Who wants a recipe for cupcakes that are easy to make, delicious, and someeewhattt healthy?
Ever since I made anko pudding way back when, I’ve been itching to incorporate them into my baked goods again. Sunday just seemed like a perfect day to try out a new recipe, and if it didn’t go well.. then my dad is always willing to take them to work and share them with his co-workers who are a lot less judgemental about them than me I suppose.
It also gave me a chance to break out the matcha green tea powder — Is it just me.. do you also get that sudden urge to say something like “ha — matcha.. thank you very matcha!!” … just my non-funny sense of humour..
Green Tea Cupcakes with Anko Filling
~ 12 cupcakes
1 1/2 cups all-purpose flour
1/2 cup melted butter
1/2 cup soy milk
1 cup sugar
1 large egg
1 tsp baking powder
1/8 tsp salt
1 tbsp matcha powder
3/4 cup dried adzuki beans
3/4 cup sugar
1/4 tsp salt
Make the anko ahead of time by cooking adzuki beans according to package directions until soft, and then simmering with sugar and salt until a thick paste is formed. Store in a sealed container and let chill overnight or until needed.

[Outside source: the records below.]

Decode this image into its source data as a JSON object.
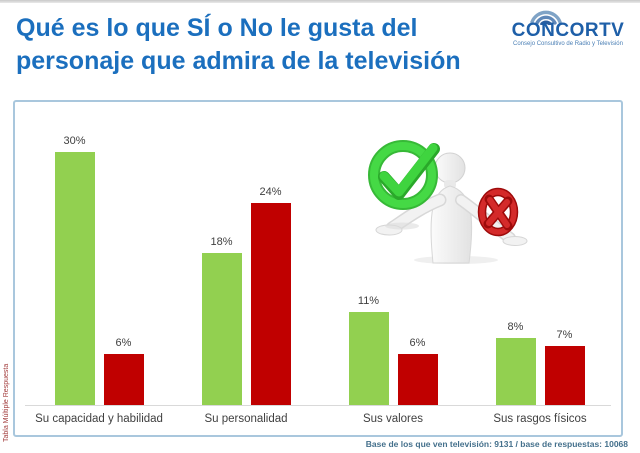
{
  "page": {
    "title": "Qué es lo que SÍ o No le gusta del personaje que admira de la televisión"
  },
  "logo": {
    "name": "CONCORTV",
    "subtitle": "Consejo Consultivo de Radio y Televisión"
  },
  "side_note": "Tabla Múltiple Respuesta",
  "footer": "Base de los que ven televisión: 9131  / base de respuestas: 10068",
  "colors": {
    "title_blue": "#1B6FBE",
    "panel_border": "#A9C7DD",
    "axis_gray": "#D9D9D9",
    "label_gray": "#404040",
    "footer_blue": "#44708C",
    "side_note_red": "#A33E3E",
    "si_green": "#92D050",
    "no_red": "#C00000"
  },
  "chart_data": {
    "type": "bar",
    "categories": [
      "Su capacidad y habilidad",
      "Su personalidad",
      "Sus valores",
      "Sus rasgos físicos"
    ],
    "series": [
      {
        "name": "Sí",
        "color": "#92D050",
        "values": [
          30,
          18,
          11,
          8
        ]
      },
      {
        "name": "No",
        "color": "#C00000",
        "values": [
          6,
          24,
          6,
          7
        ]
      }
    ],
    "value_suffix": "%",
    "ylim": [
      0,
      32
    ],
    "grid": false,
    "legend_position": "none",
    "data_labels_visible": true
  }
}
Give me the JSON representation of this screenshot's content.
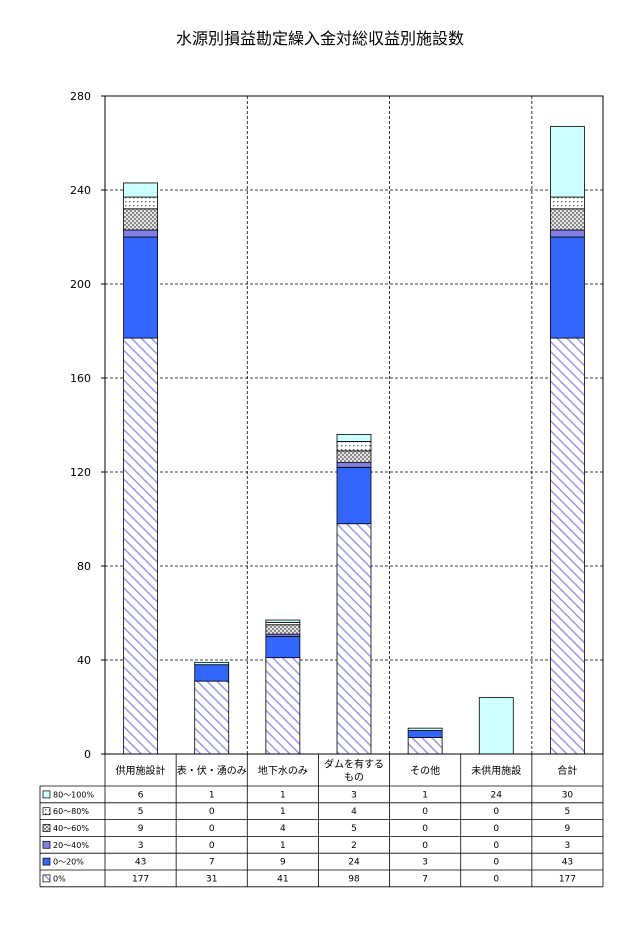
{
  "chart_data": {
    "type": "bar",
    "stacked": true,
    "title": "水源別損益勘定繰入金対総収益別施設数",
    "xlabel": "",
    "ylabel": "",
    "ylim": [
      0,
      280
    ],
    "yticks": [
      0,
      40,
      80,
      120,
      160,
      200,
      240,
      280
    ],
    "grid": true,
    "legend": "data-table",
    "categories": [
      "供用施設計",
      [
        "表・伏・湧のみ"
      ],
      "地下水のみ",
      [
        "ダムを有する",
        "もの"
      ],
      "その他",
      "未供用施設",
      "合計"
    ],
    "series": [
      {
        "name": "0%",
        "values": [
          177,
          31,
          41,
          98,
          7,
          0,
          177
        ],
        "pattern": "hatch",
        "color": "#9999ee"
      },
      {
        "name": "0～20%",
        "values": [
          43,
          7,
          9,
          24,
          3,
          0,
          43
        ],
        "pattern": "solid",
        "color": "#3366ff"
      },
      {
        "name": "20～40%",
        "values": [
          3,
          0,
          1,
          2,
          0,
          0,
          3
        ],
        "pattern": "solid",
        "color": "#8080e6"
      },
      {
        "name": "40～60%",
        "values": [
          9,
          0,
          4,
          5,
          0,
          0,
          9
        ],
        "pattern": "check",
        "color": "#b4b4b4"
      },
      {
        "name": "60～80%",
        "values": [
          5,
          0,
          1,
          4,
          0,
          0,
          5
        ],
        "pattern": "dots",
        "color": "#808080"
      },
      {
        "name": "80～100%",
        "values": [
          6,
          1,
          1,
          3,
          1,
          24,
          30
        ],
        "pattern": "solid",
        "color": "#ccffff"
      }
    ]
  }
}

Mix the butter, sugar, soy milk and egg together in a large bowl.
Mix remaining cupcake ingredients together in a seperate bowl, and slowly add to the wet ingredients while mixing.

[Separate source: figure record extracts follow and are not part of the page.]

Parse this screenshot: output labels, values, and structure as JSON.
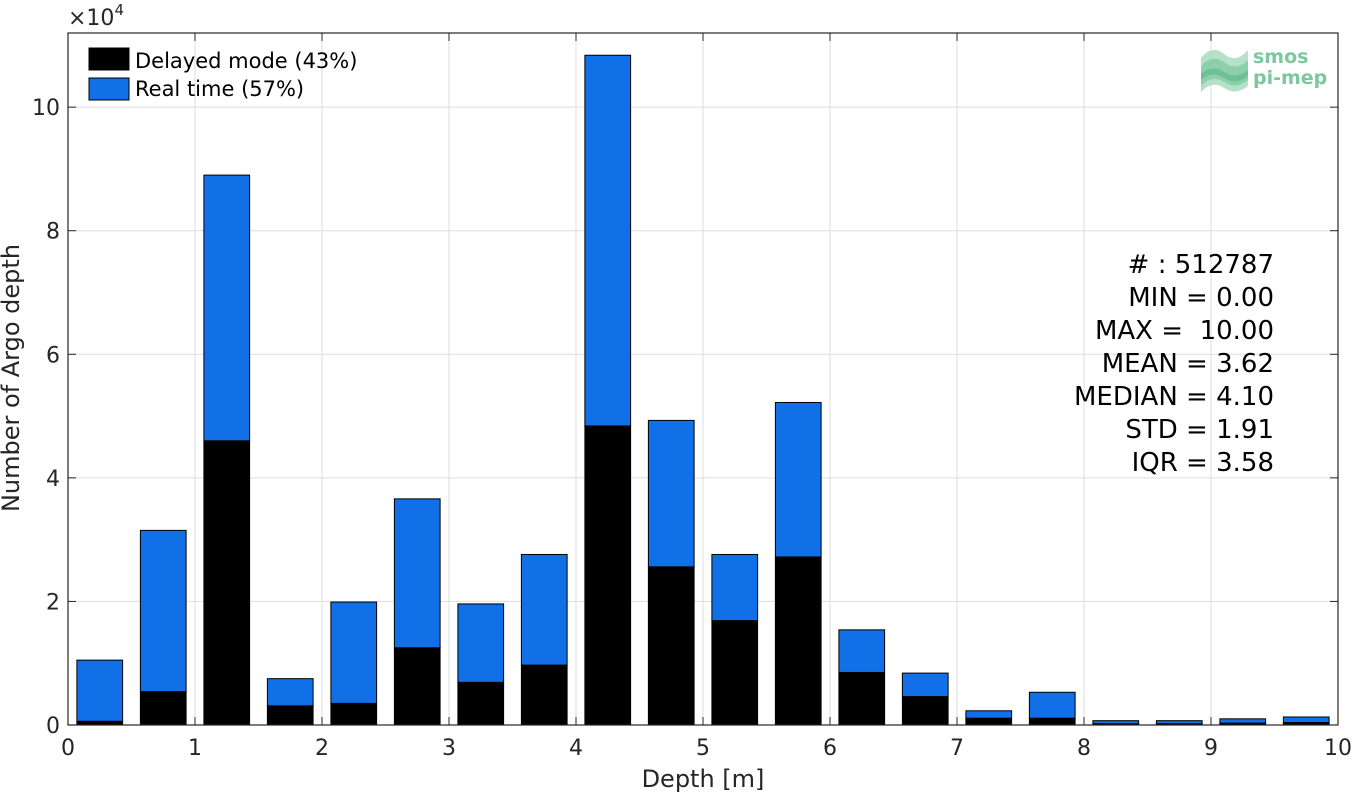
{
  "chart_data": {
    "type": "bar",
    "stacked": true,
    "xlabel": "Depth [m]",
    "ylabel": "Number of Argo depth",
    "xlim": [
      0,
      10
    ],
    "ylim": [
      0,
      11.2
    ],
    "y_multiplier": "×10",
    "y_multiplier_exp": "4",
    "x_ticks": [
      "0",
      "1",
      "2",
      "3",
      "4",
      "5",
      "6",
      "7",
      "8",
      "9",
      "10"
    ],
    "y_ticks": [
      "0",
      "2",
      "4",
      "6",
      "8",
      "10"
    ],
    "bin_width": 0.5,
    "bin_centers": [
      0.25,
      0.75,
      1.25,
      1.75,
      2.25,
      2.75,
      3.25,
      3.75,
      4.25,
      4.75,
      5.25,
      5.75,
      6.25,
      6.75,
      7.25,
      7.75,
      8.25,
      8.75,
      9.25,
      9.75
    ],
    "series": [
      {
        "name": "Delayed mode (43%)",
        "color": "#000000",
        "values": [
          0.06,
          0.54,
          4.6,
          0.31,
          0.35,
          1.25,
          0.69,
          0.97,
          4.84,
          2.56,
          1.69,
          2.72,
          0.85,
          0.46,
          0.11,
          0.11,
          0.02,
          0.02,
          0.03,
          0.04
        ]
      },
      {
        "name": "Real time (57%)",
        "color": "#1170e8",
        "values": [
          0.99,
          2.61,
          4.3,
          0.44,
          1.64,
          2.41,
          1.27,
          1.79,
          6.0,
          2.37,
          1.07,
          2.5,
          0.69,
          0.38,
          0.12,
          0.42,
          0.05,
          0.05,
          0.07,
          0.09
        ]
      }
    ],
    "grid": true,
    "legend_position": "top-left",
    "stats": [
      "# : 512787",
      "MIN = 0.00",
      "MAX =  10.00",
      "MEAN = 3.62",
      "MEDIAN = 4.10",
      "STD = 1.91",
      "IQR = 3.58"
    ]
  },
  "logo": {
    "line1": "smos",
    "line2": "pi-mep"
  },
  "colors": {
    "delayed": "#000000",
    "realtime": "#1170e8",
    "grid": "#dedede",
    "axis": "#262626"
  }
}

Place paper liners in a cupcake tray, and fill about 1/3 full of batter.
Roll about 1-2 tsp of cold anko into balls, and press gently into centre of batter.
6. Add enough batter to cover the ball of anko (approximately filling 2/3 of the liner).
7. Bake in a 350*F oven for about 20-25 minutes, or until toothpick comes out clean.
I had to taste-test for quality purposes
I’m not sure what the rest of my night has in store, probably not much.. as I should probably get to sleep soon, work week ahead!.. but I have a feeling several more cupcakes will be consumed. Bahahaha.